Untuk menanggulangi pembengkakan biaya di atas, pemerintah China menerapkan beberapa upaya solusi. Salah satunya adalah rencana pemerintah untuk menaikan usia pensiun. Solusi lain yang sudah dilaksanakan adalah menerbitkan Undang-undang (UU) Perlindungan Hak dan Kepentingan Lansia. Berdasarkan UU tersebut, generasi muda wajib menyokong kebutuhan finansial dan kesehatan orang tua mereka. Dengan kata lain, orang tua dan segala kebutuhannya menjadi beban dan tanggung jawab keluarga, khususnya anak-anak yang telah dewasa. Bahkan, adanya peraturan ini memungkinkan orang tua di China untuk menuntut anak mereka ke jalur hukum apabila sang anak lalai dalam menjalankan kewajiban merawat orang tua.

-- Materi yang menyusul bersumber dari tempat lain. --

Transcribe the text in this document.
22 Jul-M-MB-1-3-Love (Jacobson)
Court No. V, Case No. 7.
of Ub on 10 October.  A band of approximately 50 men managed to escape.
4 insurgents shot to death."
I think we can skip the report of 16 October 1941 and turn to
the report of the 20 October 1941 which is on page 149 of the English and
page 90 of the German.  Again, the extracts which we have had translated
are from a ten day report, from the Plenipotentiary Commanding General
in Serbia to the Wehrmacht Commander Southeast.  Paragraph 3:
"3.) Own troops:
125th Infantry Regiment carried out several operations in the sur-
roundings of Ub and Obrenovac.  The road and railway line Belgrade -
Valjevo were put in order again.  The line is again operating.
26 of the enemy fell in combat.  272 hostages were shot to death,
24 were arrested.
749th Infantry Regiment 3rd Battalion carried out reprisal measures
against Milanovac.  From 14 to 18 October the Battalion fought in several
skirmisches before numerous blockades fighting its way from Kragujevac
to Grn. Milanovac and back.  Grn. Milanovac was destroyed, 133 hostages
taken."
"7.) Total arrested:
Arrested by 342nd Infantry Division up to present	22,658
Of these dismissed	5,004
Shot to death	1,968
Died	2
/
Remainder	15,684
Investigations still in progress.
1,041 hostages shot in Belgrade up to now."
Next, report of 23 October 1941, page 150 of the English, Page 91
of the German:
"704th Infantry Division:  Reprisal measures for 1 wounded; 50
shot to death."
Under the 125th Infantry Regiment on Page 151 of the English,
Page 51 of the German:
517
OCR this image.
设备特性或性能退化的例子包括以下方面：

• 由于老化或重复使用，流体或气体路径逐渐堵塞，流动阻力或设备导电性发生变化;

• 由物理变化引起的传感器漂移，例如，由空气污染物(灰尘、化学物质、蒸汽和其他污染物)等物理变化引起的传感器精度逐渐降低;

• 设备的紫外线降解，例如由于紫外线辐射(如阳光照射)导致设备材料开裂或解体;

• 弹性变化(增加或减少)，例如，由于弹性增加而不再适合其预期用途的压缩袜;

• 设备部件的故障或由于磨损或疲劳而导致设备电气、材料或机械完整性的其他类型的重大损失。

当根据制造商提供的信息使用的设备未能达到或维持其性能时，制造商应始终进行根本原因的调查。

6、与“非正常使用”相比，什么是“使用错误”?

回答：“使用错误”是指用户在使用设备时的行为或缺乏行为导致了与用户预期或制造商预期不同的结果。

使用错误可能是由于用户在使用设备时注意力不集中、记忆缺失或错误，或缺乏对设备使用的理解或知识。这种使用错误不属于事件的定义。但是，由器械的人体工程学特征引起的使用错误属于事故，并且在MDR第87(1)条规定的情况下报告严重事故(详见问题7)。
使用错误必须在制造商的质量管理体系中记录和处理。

Kehadiran UU di atas tentu sangat menarik, dan tampaknya berakar pada  ajaran Konfusianisme, yang antara lain menekankan ”konsep bakti” ( filial piety).  Bakti, yang dalam Bahasa Mandarin disebut 孝 (xiào) mengharuskan anak-anak untuk berbakti kepada orang tua dan orang yang lebih tua dalam keluarga, seperti kakek nenek atau saudara yang lebih tua. Wujud tindakan berbakti kepada orang tua adalah menuruti keinginan orang tua, merawat orang tua, hingga memberikan dukungan finansial. Tujuan di balik peraturan ini ialah untuk melonggarkan beban pemerintah China yang kewalahan menangani jumlah generasi lansia di negara tersebut.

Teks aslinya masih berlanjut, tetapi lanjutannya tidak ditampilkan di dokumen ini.